Гулкое эхо на все лады повторило ее имя. Вадим вслушивался, как оно, долго перекатываясь, глохнет. Зашептал в микрофон:
— Саша! Саша! Она здесь. Координаты…
На песке опять следы. Они привели Вадима в узкий туннель. Здесь камни. Вадим ощупью двинулся по скользкому проходу. Сейчас он уже не мог определить: полумрак вокруг или полная темнота, впереди — широкая даль или тупик.

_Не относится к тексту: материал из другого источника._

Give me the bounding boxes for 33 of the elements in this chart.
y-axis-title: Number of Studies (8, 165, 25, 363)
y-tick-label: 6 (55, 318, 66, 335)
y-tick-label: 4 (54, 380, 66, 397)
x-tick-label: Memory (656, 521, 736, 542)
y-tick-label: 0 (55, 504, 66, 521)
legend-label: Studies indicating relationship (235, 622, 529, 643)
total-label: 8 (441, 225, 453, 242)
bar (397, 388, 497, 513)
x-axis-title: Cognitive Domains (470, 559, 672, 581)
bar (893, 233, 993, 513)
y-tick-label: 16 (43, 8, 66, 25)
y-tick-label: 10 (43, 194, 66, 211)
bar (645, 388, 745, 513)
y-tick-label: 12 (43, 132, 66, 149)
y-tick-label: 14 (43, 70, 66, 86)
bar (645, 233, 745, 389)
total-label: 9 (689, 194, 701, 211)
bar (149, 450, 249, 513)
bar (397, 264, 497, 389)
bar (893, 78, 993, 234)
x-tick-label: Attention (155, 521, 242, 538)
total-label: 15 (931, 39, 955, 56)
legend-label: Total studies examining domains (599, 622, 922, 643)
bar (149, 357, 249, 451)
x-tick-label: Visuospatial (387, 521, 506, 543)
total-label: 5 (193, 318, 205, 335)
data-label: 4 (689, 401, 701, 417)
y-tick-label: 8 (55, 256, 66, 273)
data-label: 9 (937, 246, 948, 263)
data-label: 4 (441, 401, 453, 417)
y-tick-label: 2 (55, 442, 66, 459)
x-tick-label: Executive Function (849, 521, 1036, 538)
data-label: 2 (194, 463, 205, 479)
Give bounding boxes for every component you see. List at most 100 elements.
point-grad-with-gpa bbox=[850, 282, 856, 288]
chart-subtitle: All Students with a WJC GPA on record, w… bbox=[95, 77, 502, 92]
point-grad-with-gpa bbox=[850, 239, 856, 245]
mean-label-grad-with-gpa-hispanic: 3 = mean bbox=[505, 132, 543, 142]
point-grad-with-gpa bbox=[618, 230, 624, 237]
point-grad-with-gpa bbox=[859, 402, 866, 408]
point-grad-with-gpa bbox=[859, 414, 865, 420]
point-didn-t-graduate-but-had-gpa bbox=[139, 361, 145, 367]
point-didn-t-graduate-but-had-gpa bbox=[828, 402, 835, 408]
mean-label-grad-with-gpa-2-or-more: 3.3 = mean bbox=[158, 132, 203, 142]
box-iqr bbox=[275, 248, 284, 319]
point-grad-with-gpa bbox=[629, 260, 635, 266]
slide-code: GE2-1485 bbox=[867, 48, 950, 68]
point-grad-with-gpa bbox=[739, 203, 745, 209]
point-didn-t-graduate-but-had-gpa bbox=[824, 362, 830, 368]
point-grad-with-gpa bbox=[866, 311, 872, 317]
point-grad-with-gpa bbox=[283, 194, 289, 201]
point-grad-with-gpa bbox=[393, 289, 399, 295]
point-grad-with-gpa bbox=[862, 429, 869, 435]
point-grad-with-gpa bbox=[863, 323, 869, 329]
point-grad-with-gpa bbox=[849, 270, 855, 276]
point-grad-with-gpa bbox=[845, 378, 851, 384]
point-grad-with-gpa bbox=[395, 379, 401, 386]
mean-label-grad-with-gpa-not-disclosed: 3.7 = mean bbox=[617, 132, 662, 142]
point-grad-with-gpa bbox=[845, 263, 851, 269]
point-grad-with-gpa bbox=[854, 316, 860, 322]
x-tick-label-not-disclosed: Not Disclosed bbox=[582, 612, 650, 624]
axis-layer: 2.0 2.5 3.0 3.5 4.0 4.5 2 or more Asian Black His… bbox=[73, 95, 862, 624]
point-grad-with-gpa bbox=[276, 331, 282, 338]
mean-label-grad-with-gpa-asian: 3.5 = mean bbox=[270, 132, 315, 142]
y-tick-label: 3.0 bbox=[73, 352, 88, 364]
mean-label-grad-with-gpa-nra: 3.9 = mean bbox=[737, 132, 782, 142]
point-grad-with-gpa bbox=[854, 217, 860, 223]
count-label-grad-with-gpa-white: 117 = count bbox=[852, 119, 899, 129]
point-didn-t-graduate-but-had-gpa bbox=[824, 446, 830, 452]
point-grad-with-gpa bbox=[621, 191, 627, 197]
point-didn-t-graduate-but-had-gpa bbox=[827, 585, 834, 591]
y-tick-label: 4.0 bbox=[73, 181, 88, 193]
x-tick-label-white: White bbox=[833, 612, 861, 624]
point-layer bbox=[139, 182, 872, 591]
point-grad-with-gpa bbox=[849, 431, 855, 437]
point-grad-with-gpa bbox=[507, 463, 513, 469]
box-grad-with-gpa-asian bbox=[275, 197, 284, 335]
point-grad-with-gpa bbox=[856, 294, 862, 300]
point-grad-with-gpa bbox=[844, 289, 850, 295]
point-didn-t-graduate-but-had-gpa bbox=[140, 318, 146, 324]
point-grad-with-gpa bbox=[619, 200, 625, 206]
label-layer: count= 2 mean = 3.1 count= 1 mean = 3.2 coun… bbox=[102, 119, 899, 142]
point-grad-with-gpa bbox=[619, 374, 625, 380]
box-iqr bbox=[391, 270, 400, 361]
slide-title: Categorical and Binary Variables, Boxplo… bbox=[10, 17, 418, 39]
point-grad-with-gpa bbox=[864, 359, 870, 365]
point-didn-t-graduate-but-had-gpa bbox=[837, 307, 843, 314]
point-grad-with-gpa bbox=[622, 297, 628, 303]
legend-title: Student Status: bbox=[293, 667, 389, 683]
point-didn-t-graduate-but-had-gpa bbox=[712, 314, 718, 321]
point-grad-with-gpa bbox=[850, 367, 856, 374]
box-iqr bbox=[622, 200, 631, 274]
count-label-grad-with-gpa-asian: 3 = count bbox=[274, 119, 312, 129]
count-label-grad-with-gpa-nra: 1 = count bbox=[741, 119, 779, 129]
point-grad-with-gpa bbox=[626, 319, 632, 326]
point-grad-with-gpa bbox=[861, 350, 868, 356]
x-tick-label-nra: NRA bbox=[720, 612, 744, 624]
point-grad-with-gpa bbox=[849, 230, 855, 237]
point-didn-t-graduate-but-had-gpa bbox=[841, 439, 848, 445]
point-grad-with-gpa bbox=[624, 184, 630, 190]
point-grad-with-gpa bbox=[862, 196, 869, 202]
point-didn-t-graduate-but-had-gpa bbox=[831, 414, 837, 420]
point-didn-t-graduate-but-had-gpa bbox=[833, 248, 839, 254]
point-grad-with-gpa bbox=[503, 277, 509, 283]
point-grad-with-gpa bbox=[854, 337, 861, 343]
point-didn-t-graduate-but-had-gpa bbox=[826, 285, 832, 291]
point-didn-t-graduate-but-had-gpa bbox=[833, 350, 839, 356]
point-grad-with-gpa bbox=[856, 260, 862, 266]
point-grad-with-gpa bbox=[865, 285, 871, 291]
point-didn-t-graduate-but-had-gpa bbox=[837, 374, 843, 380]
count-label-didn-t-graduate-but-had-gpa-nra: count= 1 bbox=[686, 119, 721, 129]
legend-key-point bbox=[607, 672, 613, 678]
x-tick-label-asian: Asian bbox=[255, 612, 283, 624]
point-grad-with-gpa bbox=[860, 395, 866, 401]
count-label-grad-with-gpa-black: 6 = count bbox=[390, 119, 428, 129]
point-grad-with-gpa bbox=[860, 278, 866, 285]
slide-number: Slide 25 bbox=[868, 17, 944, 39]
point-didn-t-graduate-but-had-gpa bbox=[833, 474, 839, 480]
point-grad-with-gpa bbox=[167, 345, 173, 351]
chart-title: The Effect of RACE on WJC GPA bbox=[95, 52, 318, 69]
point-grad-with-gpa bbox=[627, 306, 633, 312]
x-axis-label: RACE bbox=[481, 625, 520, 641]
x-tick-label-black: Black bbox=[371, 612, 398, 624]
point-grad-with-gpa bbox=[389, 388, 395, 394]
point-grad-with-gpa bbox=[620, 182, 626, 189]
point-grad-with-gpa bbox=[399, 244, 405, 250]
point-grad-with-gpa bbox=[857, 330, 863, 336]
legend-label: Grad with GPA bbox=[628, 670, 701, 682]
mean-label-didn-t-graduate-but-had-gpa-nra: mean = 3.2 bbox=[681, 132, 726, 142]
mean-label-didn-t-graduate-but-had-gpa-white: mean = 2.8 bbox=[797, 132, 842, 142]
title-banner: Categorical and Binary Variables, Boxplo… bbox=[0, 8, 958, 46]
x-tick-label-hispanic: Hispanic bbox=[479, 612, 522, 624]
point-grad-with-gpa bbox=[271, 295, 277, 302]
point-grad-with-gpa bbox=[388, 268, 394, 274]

Глаза сдали. Глаза пылали. И когда боль становилась нетерпимой, прижимался лицом к мокрым холодным стенам. Испарения сгущались, их странный привкус давил виски.
— Ле-ля! Ле-ля! — бесконечное множество раз кричал Вадим. И замирал, ожидая ответа, стирал горящим лицом влагу со стен.
— А — я!.. — отзывались лабиринты. Теперь Вадим уверен — впереди не туннель, а очень много ответвлений.
Он не робкого десятка. Опасность горных перевалов возбуждала его, обостряла мысли и чувства. Но здесь… Может быть, частичная потеря зрения парализовала его деятельность и он, как кошмар, ощущал подземелье. Идешь — нет ему конца, а пришел — тупик… И не найти дороги назад. Но самое страшное — Лелька. Она и безысходность пещерных лазов.
— Саша! Саша, быстрее! — опять и опять звал Вадим.
Ребята подошли неожиданно быстро. Предупрежденные Вадимом, они нашли безопасный спуск. Вадиму пришлось остаться у входа. Он, мучительно переживая свою беспомощность, все прижимал и прижимал к глазам комья снега. Каждую минуту пытался смотреть. Ничего, кроме кровавой пелены.
— Ле-ля! Ле-ля! Ле-ля! — капала где-то вода.
— Ле-о-ля! Ле-оля! — вырывались пары из расщелин.
Сидеть… Ждать… Темнота рассеется… Холод на глаза…
Александр Павлович и Эдуард двинулись в глубину.
Первое ответвление. Повеяло холодом и гнилью… Она не могла свернуть сюда. Она шла к теплу. Или… Или увидела необычное.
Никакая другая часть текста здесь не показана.